Des centaines de jeunes Soudanais ont manifesté dimanche à Khartoum dans le cadre d'une journée nationale de protestation antigouvernementale, malgré un important déploiement des forces de sécurité, a constaté un journaliste de l'AFP.

Plusieurs dizaines de personnes ont été arrêtées, et le président Omar el-Béchir a limogé un directeur d'université. Selon l'opposition, les affrontements ont fait cinq blessés.

Ces manifestations ont eu lieu le jour de l'annonce premiers résultats préliminaires complets du référendum au Sud-Soudan, qui ont confirmé le raz-de-marée en faveur de la partition, une perspective assez mal vécue dans le Nord.

La séparation annoncée, ajoutée aux difficultés économiques croissantes et à l'inquiétude sur l'évolution du régime islamiste de Béchir après l'indépendance du Sud non-musulman, a provoqué de nombreuses manifestations ces dernières semaines.

Mais ces mouvements sont restés sporadiques, les forces de sécurité maintenant un contrôle étroit de la société.

À Khartoum, des centaines de jeunes ont manifesté près du palais présidentiel en scandant «Nous voulons du changement! Non aux prix élevés!».

Près du centre-ville, à la faculté de médecine, les services de sécurité ont tenté d'empêcher environ 300 manifestants de quitter le campus. Ces derniers ont cependant réussi à se répandre dans les rues aux cris de «Révolution contre la dictature!».

Mais la police les a attaqués à coups de bâtons, procédant à plusieurs arrestations et forçant les étudiants à réintégrer le campus. Un bref communiqué de l'agence officielle Suna a annoncé peu après le limogeage du directeur de l'université, Mustafa Idris el-Béchir.

Dans la soirée, les forces de sécurité, dont 20 camions de police, ont été déployées en force autour du complexe universitaire. Selon des étudiants, elles ont fait usage de gaz lacrymogènes.

Devant l'Université islamique d'Omdurman, ville qui jouxte Khartoum, un millier de manifestants ont défilé en scandant des slogans hostiles au président Béchir, face à de nombreux policiers antiémeutes.

Des manifestants ont jeté des pierres en direction des policiers, qui ont répliqué à coups de bâtons. Des étudiants proches du pouvoir se sont parfois joints aux policiers, selon un témoin.

À l'université Al Ahlia d'Omdurman, une autre manifestation a rassemblé environ 500 étudiants autour des mêmes slogans.

Dans la ville d'El-Obeid, à 600 km à l'ouest de Khartoum, la police a fait usage de gaz lacrymogènes pour disperser 600 manifestants qui défilaient dans le centre-ville en réclamant un changement de régime, selon un témoin.

Dans un communiqué, le parti d'opposition Umma a diffusé le nom de plus de quarante personnes arrêtées en lien avec les manifestations.
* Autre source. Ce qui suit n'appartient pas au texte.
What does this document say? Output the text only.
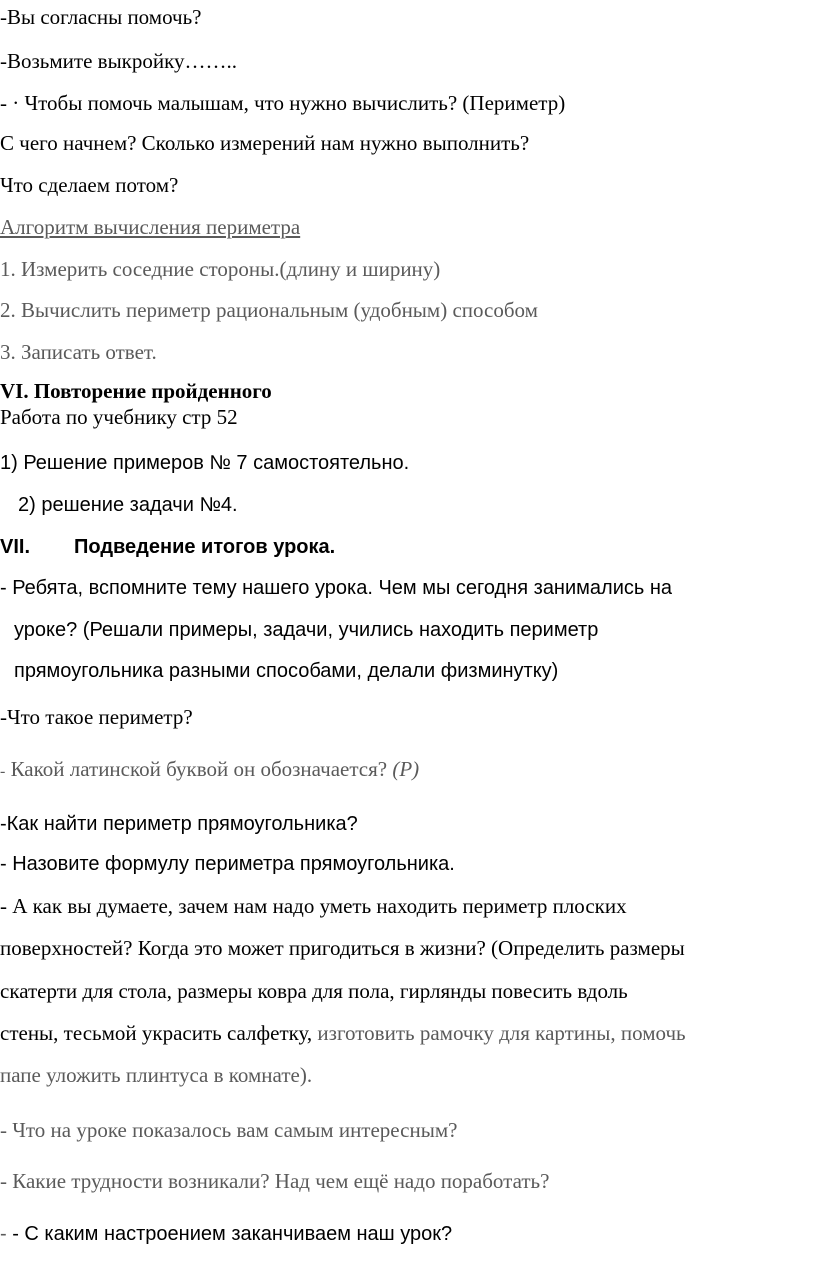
-Вы согласны помочь?
-Возьмите выкройку……..
- · Чтобы помочь малышам, что нужно вычислить? (Периметр)
С чего начнем? Сколько измерений нам нужно выполнить?
Что сделаем потом?
Алгоритм вычисления периметра
1. Измерить соседние стороны.(длину и ширину)
2. Вычислить периметр рациональным (удобным) способом
3. Записать ответ.
VI. Повторение пройденного
Работа по учебнику стр 52
1) Решение примеров № 7 самостоятельно.
2) решение задачи №4.
VII. Подведение итогов урока.
- Ребята, вспомните тему нашего урока. Чем мы сегодня занимались на
уроке? (Решали примеры, задачи, учились находить периметр
прямоугольника разными способами, делали физминутку)
-Что такое периметр?
- Какой латинской буквой он обозначается? (Р)
-Как найти периметр прямоугольника?
- Назовите формулу периметра прямоугольника.
- А как вы думаете, зачем нам надо уметь находить периметр плоских
поверхностей? Когда это может пригодиться в жизни? (Определить размеры
скатерти для стола, размеры ковра для пола, гирлянды повесить вдоль
стены, тесьмой украсить салфетку, изготовить рамочку для картины, помочь
папе уложить плинтуса в комнате).
- Что на уроке показалось вам самым интересным?
- Какие трудности возникали? Над чем ещё надо поработать?
- - С каким настроением заканчиваем наш урок?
Mais une source policière a évoqué 64 arrestations.

De son côté, le chef de l'opposition soudanaise Yassir Arman a dénoncé l'«agressivité» des forces de sécurité contre les manifestations et demandé la fin du règne du parti unique dans le Nord du pays.
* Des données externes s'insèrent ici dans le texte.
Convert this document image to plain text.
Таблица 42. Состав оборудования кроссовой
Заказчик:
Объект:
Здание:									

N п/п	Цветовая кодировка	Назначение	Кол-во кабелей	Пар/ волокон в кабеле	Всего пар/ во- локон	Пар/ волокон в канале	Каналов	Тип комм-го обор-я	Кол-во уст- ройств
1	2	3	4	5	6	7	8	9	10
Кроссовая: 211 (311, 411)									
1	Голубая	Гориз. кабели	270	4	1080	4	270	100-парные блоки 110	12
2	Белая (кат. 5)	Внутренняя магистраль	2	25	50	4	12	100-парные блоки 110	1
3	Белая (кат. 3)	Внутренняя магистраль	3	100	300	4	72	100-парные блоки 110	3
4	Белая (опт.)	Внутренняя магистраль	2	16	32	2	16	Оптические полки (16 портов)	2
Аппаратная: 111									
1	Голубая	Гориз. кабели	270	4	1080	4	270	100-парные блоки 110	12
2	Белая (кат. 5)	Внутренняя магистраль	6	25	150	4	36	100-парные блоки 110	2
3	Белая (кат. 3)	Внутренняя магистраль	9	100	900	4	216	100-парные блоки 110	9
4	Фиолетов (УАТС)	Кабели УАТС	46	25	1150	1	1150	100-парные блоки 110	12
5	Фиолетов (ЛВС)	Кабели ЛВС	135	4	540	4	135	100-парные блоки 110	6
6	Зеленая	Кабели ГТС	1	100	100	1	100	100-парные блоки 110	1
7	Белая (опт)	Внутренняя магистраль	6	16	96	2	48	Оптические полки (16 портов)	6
Les autorités ont imposé de fortes restrictions à la presse. Trois journalistes ont été arrêtés, dont l'un dans son bureau, selon un confrère.

Un photographe de l'AFP a été détenu par des soldats pendant deux heures, tandis qu'une dizaine de journalistes ont reçu l'ordre de ne pas couvrir les manifestations.

Les manifestants répondaient à des appels lancés via Internet pour une journée de protestation antigouvernementale pacifique à travers tout le pays, un appel similaire à celui qui a déclenché les manifestations massives en Egypte.

«Ce que nous avons vu en Egypte a inspiré la jeunesse», a déclaré à l'AFP Mubarak al-Fadl, membre d'Umma.